The Ct value is actually a measure of disinfection effectiveness for the time that the water and disinfectant are in contact, where “C” is the disinfectant residual concentration (measured in mg/L) at peak hourly flow, and “t” is the time (measured in minutes) that the disinfectant is in contact with the water at peak hourly flow. The contact time (t) is measured from the point of disinfectant injection to a point where the residual concentration is measured. Nevertheless, Ct values are widely used to calculate the dosage of disinfectants in water treatment, and they are particularly relevant for chlorine and ozone [65]. Moreover, the Environmental Protection Agency (EPA) provides specific Ct values for the inactivation of the Giardia cysts by ozone at pH 6–9. In our study, the Ct values for ozone to inactivate the Giardia cysts were similar to those reported by the EPA. However, there are no data regarding the Ct values for ozone to inactivate the Eimeria oocysts, therefore, our study highlighted preliminary findings on the Ct values of ozonated water treatment for the inhibition of the sporulation of Eimeria oocysts.

5. Conclusions

The results achieved represent the “first attempts” in evaluating the applicability of ozone as a water sanitizer in water buffalo farms.

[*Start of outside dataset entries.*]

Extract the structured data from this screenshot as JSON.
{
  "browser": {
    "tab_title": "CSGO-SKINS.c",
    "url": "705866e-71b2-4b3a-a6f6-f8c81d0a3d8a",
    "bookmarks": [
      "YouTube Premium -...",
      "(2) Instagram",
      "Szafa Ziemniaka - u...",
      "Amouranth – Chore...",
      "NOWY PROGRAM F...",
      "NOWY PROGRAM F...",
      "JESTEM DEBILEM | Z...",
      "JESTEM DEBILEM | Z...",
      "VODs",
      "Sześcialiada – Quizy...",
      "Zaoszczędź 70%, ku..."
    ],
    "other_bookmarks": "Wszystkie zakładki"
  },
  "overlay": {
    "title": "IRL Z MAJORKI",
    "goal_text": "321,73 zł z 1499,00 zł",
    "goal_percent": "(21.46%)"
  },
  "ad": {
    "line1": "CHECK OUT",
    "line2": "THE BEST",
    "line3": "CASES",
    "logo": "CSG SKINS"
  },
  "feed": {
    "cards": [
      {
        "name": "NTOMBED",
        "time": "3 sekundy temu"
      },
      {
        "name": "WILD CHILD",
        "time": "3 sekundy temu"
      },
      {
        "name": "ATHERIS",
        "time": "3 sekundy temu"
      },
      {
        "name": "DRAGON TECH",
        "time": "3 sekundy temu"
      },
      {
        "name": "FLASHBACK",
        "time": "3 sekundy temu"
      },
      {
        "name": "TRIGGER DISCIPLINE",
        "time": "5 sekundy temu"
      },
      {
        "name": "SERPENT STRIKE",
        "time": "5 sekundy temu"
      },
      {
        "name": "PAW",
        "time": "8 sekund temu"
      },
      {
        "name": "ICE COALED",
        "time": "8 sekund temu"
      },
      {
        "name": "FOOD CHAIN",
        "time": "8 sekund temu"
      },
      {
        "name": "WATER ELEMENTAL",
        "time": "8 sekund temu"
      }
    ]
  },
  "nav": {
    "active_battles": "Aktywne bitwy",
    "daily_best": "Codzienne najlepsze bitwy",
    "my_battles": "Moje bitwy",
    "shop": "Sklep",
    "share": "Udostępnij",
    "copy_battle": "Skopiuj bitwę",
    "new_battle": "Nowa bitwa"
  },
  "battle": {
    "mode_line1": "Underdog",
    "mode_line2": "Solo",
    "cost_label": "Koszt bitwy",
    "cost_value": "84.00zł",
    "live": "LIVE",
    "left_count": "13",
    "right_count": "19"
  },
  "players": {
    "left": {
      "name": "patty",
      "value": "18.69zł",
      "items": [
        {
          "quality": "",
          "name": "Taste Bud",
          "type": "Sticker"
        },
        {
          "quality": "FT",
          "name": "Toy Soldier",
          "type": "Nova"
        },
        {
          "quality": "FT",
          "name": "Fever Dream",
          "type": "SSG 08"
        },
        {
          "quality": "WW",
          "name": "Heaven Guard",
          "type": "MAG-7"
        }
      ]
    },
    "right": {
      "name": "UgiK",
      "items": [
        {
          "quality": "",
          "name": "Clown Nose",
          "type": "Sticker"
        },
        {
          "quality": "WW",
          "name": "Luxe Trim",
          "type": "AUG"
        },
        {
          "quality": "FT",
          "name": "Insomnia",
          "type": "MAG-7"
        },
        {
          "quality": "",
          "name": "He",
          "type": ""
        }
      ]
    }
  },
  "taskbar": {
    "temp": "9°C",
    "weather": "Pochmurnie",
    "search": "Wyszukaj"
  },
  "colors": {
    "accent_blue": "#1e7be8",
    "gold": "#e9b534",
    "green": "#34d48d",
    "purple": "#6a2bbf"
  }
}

However, for a complete understanding of the mechanisms of action of ozone as a therapeutic agent on the infectivity of Eimeria spp. and G. duodenalis, it would be useful to perform in vitro tests to evaluate the efficacy of ozone against reproductive forms cultivable in vitro, e.g., sporozoites of Eimeria and trophozoites of Giardia. A hypothetical higher sensitivity of these forms to the treatment with ozone in vitro would allow, after the experimental infection of animals with oo/cystic forms (i.e., in vivo), highlighting the ability of ozone to reduce the excretion (as well as the diffusion) of parasitic oo/cysts in the environment, while providing data on the “prophylactic” capacity of ozonated water. No data are available on the effect of ozone on the infectious stages of Eimeria spp. However, the outcomes of our proof-of-concept study suggest ozonated water treatment is a promising alternative to the commonly used disinfectants for reducing intestinal protozoa infections in water buffaloes; though further in vitro and in vivo tests are needed.